8. Uruguay 7, Scotland 0 (1954)

The defending champions started well in their opener, defeating Czechoslovakia 2-0, and led Scotland by two goals at half-time before breaking it open in the second half. Only three players scored as Carlos Borges had a hat trick and Oscar Míguez and Julio Abbadie each scored twice.

7. Poland 7, Haiti 0 (1974)

Andrzej Szarmach completed his hat trick in the 50th minute and Grzegorz Lato capped the scoring with a brace in the 87th minute for Poland, who won all three group-stage games and then finished in third place after a 1-0 victory over Brazil.

6. Germany 8, Saudi Arabia 0 (2002)

Runners-up Germany made a statement early, with all-time World Cup scoring record holder Miroslav Klose, in the first of his four tournament appearances, netting two goals in quick succession before securing the hat trick in the 70th minute.

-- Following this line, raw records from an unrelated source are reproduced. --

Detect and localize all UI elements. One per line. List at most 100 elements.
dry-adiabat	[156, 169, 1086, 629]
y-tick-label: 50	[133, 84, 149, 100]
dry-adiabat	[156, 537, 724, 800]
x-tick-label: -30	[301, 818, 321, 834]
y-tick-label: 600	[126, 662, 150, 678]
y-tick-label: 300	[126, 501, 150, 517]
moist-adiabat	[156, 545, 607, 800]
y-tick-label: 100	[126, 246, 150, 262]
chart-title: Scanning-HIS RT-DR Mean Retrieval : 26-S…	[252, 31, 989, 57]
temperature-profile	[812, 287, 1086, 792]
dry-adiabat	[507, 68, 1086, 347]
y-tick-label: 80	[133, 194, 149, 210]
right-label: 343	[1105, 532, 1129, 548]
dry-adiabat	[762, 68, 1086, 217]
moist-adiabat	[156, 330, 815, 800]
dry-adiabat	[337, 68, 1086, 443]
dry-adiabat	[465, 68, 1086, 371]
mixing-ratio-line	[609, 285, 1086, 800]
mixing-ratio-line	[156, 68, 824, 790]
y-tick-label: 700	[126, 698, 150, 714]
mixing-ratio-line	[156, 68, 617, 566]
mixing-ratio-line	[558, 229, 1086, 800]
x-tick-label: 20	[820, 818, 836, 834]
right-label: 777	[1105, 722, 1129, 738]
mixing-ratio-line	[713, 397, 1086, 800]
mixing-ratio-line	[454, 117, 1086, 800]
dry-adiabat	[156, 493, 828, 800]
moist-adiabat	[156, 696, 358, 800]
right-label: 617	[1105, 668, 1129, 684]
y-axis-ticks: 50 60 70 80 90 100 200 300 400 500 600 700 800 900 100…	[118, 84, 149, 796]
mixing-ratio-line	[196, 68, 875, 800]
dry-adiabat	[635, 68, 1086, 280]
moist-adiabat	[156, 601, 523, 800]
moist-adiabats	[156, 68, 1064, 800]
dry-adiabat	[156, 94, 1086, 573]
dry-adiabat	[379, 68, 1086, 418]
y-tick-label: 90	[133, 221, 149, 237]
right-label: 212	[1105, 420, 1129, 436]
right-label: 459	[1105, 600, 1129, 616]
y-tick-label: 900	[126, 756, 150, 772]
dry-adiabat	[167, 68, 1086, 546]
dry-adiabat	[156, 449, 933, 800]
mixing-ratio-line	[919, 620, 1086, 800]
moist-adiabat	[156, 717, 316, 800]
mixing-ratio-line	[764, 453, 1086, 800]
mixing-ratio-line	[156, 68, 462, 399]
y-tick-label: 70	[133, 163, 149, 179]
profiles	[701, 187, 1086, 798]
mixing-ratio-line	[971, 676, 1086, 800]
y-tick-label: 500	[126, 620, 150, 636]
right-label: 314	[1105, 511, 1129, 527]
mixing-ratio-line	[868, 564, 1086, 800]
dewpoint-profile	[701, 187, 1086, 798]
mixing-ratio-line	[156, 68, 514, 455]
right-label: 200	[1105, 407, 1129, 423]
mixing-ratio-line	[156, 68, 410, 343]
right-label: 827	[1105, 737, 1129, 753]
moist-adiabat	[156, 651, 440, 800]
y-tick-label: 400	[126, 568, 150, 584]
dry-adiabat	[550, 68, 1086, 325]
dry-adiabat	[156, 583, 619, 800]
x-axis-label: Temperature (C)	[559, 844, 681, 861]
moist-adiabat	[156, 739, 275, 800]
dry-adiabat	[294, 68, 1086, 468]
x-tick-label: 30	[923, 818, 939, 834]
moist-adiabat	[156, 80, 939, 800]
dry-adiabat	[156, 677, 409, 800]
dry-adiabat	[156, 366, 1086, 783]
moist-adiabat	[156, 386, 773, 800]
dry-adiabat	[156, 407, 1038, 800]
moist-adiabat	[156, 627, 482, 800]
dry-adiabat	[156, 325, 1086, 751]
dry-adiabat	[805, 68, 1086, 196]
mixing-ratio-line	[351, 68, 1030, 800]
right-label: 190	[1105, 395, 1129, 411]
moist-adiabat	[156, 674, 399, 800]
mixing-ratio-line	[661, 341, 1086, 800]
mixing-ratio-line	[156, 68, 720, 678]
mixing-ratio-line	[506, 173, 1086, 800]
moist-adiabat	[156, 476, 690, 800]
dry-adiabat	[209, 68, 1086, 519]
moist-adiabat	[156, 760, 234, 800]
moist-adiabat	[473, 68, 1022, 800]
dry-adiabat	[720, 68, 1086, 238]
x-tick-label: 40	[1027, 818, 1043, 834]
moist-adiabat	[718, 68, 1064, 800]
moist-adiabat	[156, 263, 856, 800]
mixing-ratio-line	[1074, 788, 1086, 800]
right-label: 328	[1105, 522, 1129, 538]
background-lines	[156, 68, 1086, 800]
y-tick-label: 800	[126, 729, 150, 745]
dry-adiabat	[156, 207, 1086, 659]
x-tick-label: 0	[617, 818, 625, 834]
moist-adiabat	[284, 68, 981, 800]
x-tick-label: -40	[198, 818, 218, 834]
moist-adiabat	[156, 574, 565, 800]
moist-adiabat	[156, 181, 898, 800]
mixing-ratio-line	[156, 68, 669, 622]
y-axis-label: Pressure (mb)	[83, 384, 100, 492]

5. Uruguay 8, Bolivia 0 (1950)

Despite playing only one group-stage game -- their group consisted of just three teams while the other three had four, and France withdrew before the tournament started -- Uruguay, the eventual champions, finished level with hosts Brazil on eight goals in the opening round after Oscar Miguez's hat trick.

4. Sweden 8, Cuba 0 (1938)

Sweden's first-round walkover and Cuba needing a replay to defeat Romania contributed to the lopsided result as Henry Andersson and Gustav Wetterstrom each scored hat tricks in the 16-team knockout tournament -- Cuba's only appearance in the World Cup to date.

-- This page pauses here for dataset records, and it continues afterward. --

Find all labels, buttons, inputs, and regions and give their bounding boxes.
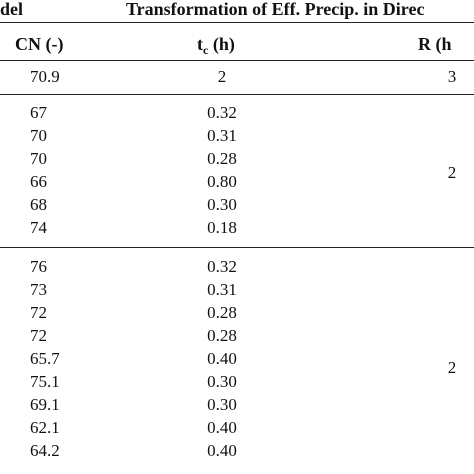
cell-tc: 0.40: [207, 441, 237, 460]
cell-r: 2: [447, 358, 457, 377]
cell-tc: 0.18: [207, 218, 237, 237]
column-header-r: R (h: [418, 34, 452, 54]
group-divider-1: [0, 94, 474, 95]
column-header-tc-unit: (h): [208, 34, 235, 54]
rule-under-column-headers: [0, 60, 474, 61]
column-header-cn: CN (-): [15, 34, 64, 54]
cell-cn: 66: [30, 172, 47, 191]
cell-cn: 68: [30, 195, 47, 214]
cell-tc: 0.32: [207, 103, 237, 122]
cell-tc: 0.31: [207, 126, 237, 145]
cell-cn: 70: [30, 126, 47, 145]
cell-cn: 65.7: [30, 349, 60, 368]
cell-cn: 64.2: [30, 441, 60, 460]
cell-tc: 0.28: [207, 149, 237, 168]
cell-cn: 74: [30, 218, 47, 237]
cell-cn: 76: [30, 257, 47, 276]
cell-cn: 67: [30, 103, 47, 122]
column-header-tc: tc (h): [197, 33, 235, 57]
cell-tc: 0.30: [207, 372, 237, 391]
cell-r: 3: [447, 67, 457, 86]
cell-tc: 0.31: [207, 280, 237, 299]
cell-tc: 0.32: [207, 257, 237, 276]
cell-cn: 72: [30, 326, 47, 345]
cell-r: 2: [447, 163, 457, 182]
cell-tc: 2: [217, 67, 227, 86]
cell-cn: 69.1: [30, 395, 60, 414]
cell-tc: 0.40: [207, 418, 237, 437]
group-divider-2: [0, 247, 474, 248]
cell-cn: 72: [30, 303, 47, 322]
cell-tc: 0.28: [207, 303, 237, 322]
rule-under-group-title: [0, 22, 474, 23]
cell-tc: 0.30: [207, 395, 237, 414]
cell-cn: 62.1: [30, 418, 60, 437]
cell-cn: 70: [30, 149, 47, 168]
cell-tc: 0.28: [207, 326, 237, 345]
cell-tc: 0.40: [207, 349, 237, 368]
cell-cn: 75.1: [30, 372, 60, 391]
column-header-tc-symbol: t: [197, 34, 203, 54]
header-group-title: Transformation of Eff. Precip. in Direc: [126, 0, 425, 19]
cell-cn: 73: [30, 280, 47, 299]
header-left-fragment: del: [0, 0, 24, 19]
column-header-tc-subscript: c: [203, 43, 209, 57]
cell-cn: 70.9: [30, 67, 60, 86]
cell-tc: 0.30: [207, 195, 237, 214]
cell-tc: 0.80: [207, 172, 237, 191]
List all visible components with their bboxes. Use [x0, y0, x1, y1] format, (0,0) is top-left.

3. Hungary 10, El Salvador 1 (1982)

Laszlo Kiss scored three goals in seven minutes -- the only hat trick scored in the World Cup by a substitute -- to end the feel-good story of El Salvador, who qualified for the event for only the second time despite the nation being embroiled in the start of a civil war.

2. Hungary 9, South Korea 0 (1954)

Sandor Kocsis, who finished with 11 goals in that year's tournament, had a hat trick and Ferenc Puskas and Peter Pelotas had two goals for eventual runners-up Hungary, who defeated West Germany 8-3 in their next game before incredibly losing 3-2 in the rematch in the final.

1. Yugoslavia 9, Zaire 0 (1974)

Yugoslavia failed to score in their group-stage opener against Brazil and then responded with six goals in the first half against Zaire, who, now known as the Democratic Republic of Congo, made their only World Cup appearance to date. Dusan Bajevic had a hat trick, scoring his side's first and last goals.